Retirement Planning and the College Loan
There are basically three types of college loans: the one you do not have, the one you are paying for or the one you are paying for your children.
I write the following in the book: "Yet the psychology of debt assumes that it (and this instance we are speaking about your ability to repay your collegiate debt) will soon turn bad."
There was a time in the not-so-distant past when college graduates and those who chose to enter into the workforce could expect to earn similar incomes. Thirty years have passed and, as we all know (or assume) this is no longer the case. In fact, when those two post-high school incomes met along that timeline in 1975, college was much cheaper.
According to the College Board, who recently stepped away from the loan business, the average student will leave college with about $20,000 of debt. (Realistically, the student who fully finances her or his education will often have as much as ten thousand dollars of additional debt above and beyond the cost of classes.) And that is just for undergraduate public school completed in four years. Many students extend their college years beyond this, attending graduate school and adding another $30-40,000 in loans.

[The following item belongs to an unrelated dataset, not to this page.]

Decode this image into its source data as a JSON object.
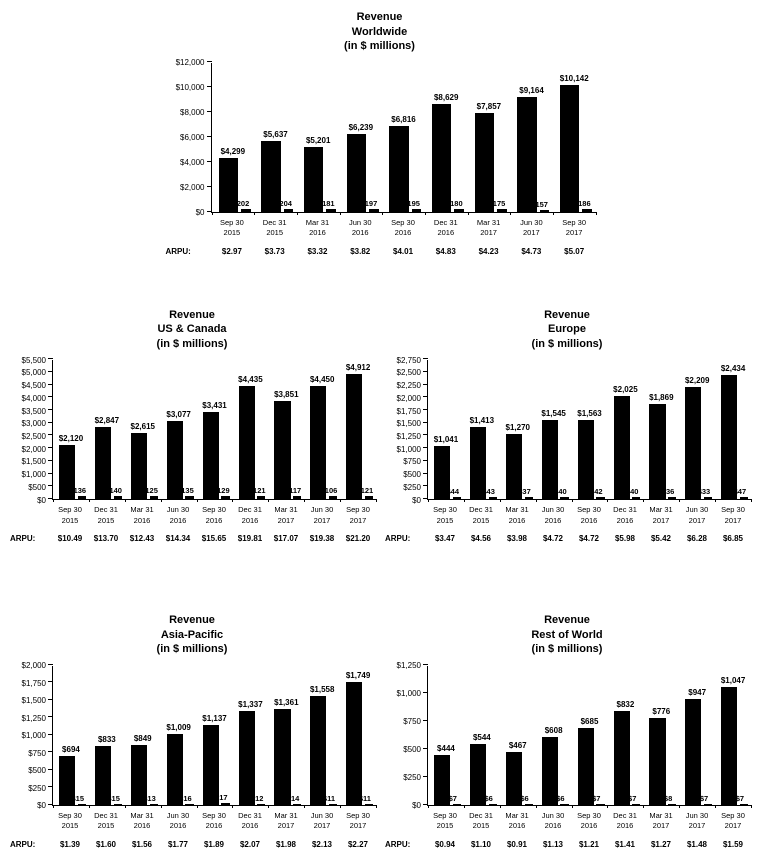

Want to find out how much you are likely to make with that college education? Salary.com has compiled a list of entry-level incomes for a wide variety of careers.
How does college play itself out in your retirement plan? There are three basic concepts to understand.
The first: A thirty thousand dollar loan can quickly turn itself upside down if the student does not pay it off early. Letting it languish for the full ten-year payback period will add as much as a third more to the cost of the education.
Second: Because the student is not likely to prioritize those loan payments, they will be much more prone to roll the debt over into some sort of longer termed consolidation loan, extending the period of payback and because of that, paying additional interest charges, fees for loan origination and in the process, learn one of life's most frequently taught lesson – debt overload. Once this happens, and if the post-college income generated from those years racking up that debt fails to match the debt, young people just starting out will be well behind the best years for saving.
Third: Parents shouldn't pay. Okay, middle class parents shouldn't pay. Diverting money to your child’s education seems noble enough and might even make you feel better but it doesn’t work if you are not using that money for your own retirement.
I have suggested that a family with a household income of less that $80,000 devote any money to growing their child. Lessons, activities, sports and travel all eat up enormous amounts of cash from the average budget. But it will produce a much better (and more attractive, at least from a collegiate perspective) citizen/student. And that child is more likely to obtain scholarships and grant money because of it.
Parents at this income level have few good opportunities to save for their own retirements. Passing up even so much as single dollar directed towards a savings plan for those later years would be catastrophic.
Incomes above that amount will not be in much better shape to save for college but they will feel the pressure of their peer group to do so. With the recent credit crunch revealing some cracks in the accounting of many households who have kept their eye on prizes they could ill afford, saving for college may add to an already strained budget.
Retirement planning rule of thumb: If your total household debt exceeds 70%, you should focus on your future and not that of your child(ren). That debt will afford them better borrowing opportunities but, on the other hand, that same debt will be creating a negative momentum for your own future.